Apple Finally Fixes App Store Vulnerabilities

Apple has fixed several App Store security issues that first arose last summer, but it hasn’t explained why it took so long to start encrypting communications using public Wi-Fi networks.

Apple has fixed several App Store security issues that first arose last summer, but it hasn’t explained why it took so long to start encrypting communications using public Wi-Fi networks.

A Google researcher working on his own time discovered in July 2012 that Apple was serving up data over an unencrypted HTTP connection, leaving its Apple App Store customers open to attacks from anyone using the same public network. Six months later, the company finally flipped on the encryption.
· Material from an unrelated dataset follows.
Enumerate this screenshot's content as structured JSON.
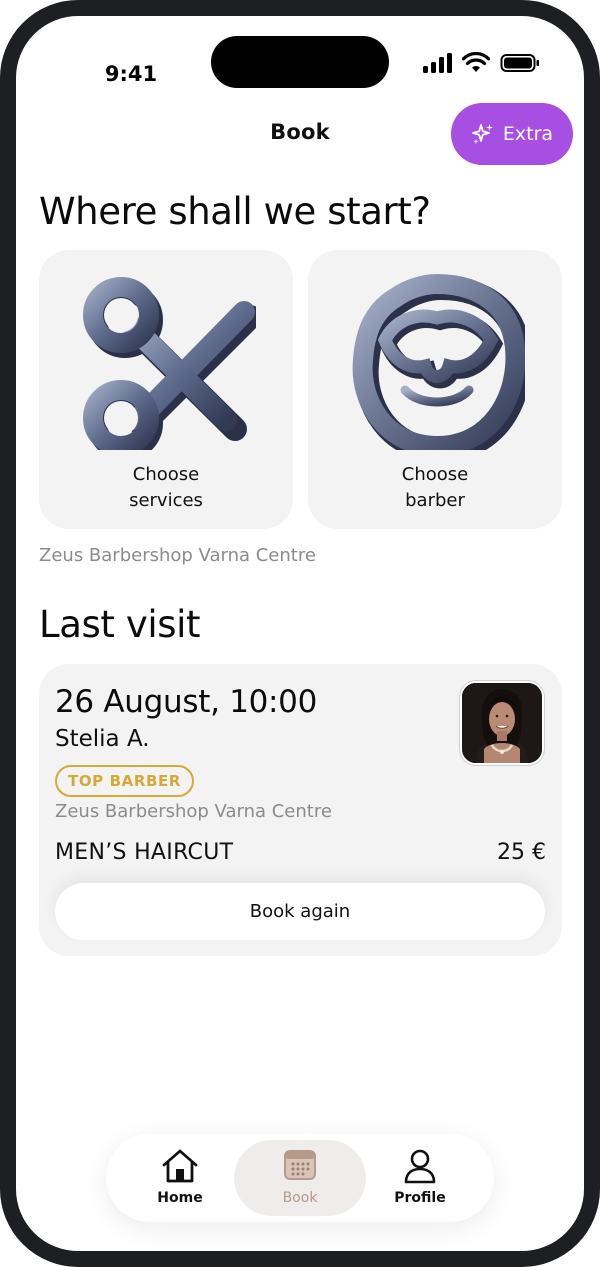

“I am really happy that my spare-time work pushed Apple to finally enabled HTTPS to protect users,” Elie Bursztein wrote in a blog post Friday.

A log of Apple Web Server notifications shows that on January 23, 2013, active content was now served over HTTPS by default. The company credited Bursztein, Bernhard “Bruhns” Brehm of Recurity Labs and Rahul Iyer of Bejoi LLC for reporting the issue.

In Bursztein’s blog post, he outlines the numerous ways someone could intercept communications by using the same public wireless network as a user to steal passwords, download apps — which could be costly given some run as much as $999 — and prevent the user from installing other apps or upgrades. The security flaw also allowed cybercriminals to scan data stored within existing apps on a device and trick a user into downloading a fake app upgrade.

Personal data also was easy to breach with the prior unsecured connection.

“When contacting the upgrade server, the device sends in the clear a PList that contains all the applications installed on the phone. This is a privacy leak as it allows an attacker to know which bank/doctor/services the user uses,” Bursztein said. “It can also allow an attacker to track users, as a list of installed applications is pretty unique to each user (it seems likely that it will generate more than the 31 bits of entropy needed to uniquely identify a user.)”

Burzstein said he decided to go public with the attacks after the fix was in place in the hope that other developers, especially those devoted to mobile devices, will be more security minded. “Enabling HTTPS and ensuring certificates validity is the most important thing you can do to secure your app communication. Please don’t let your users down and do the right thing: use HTTPS!”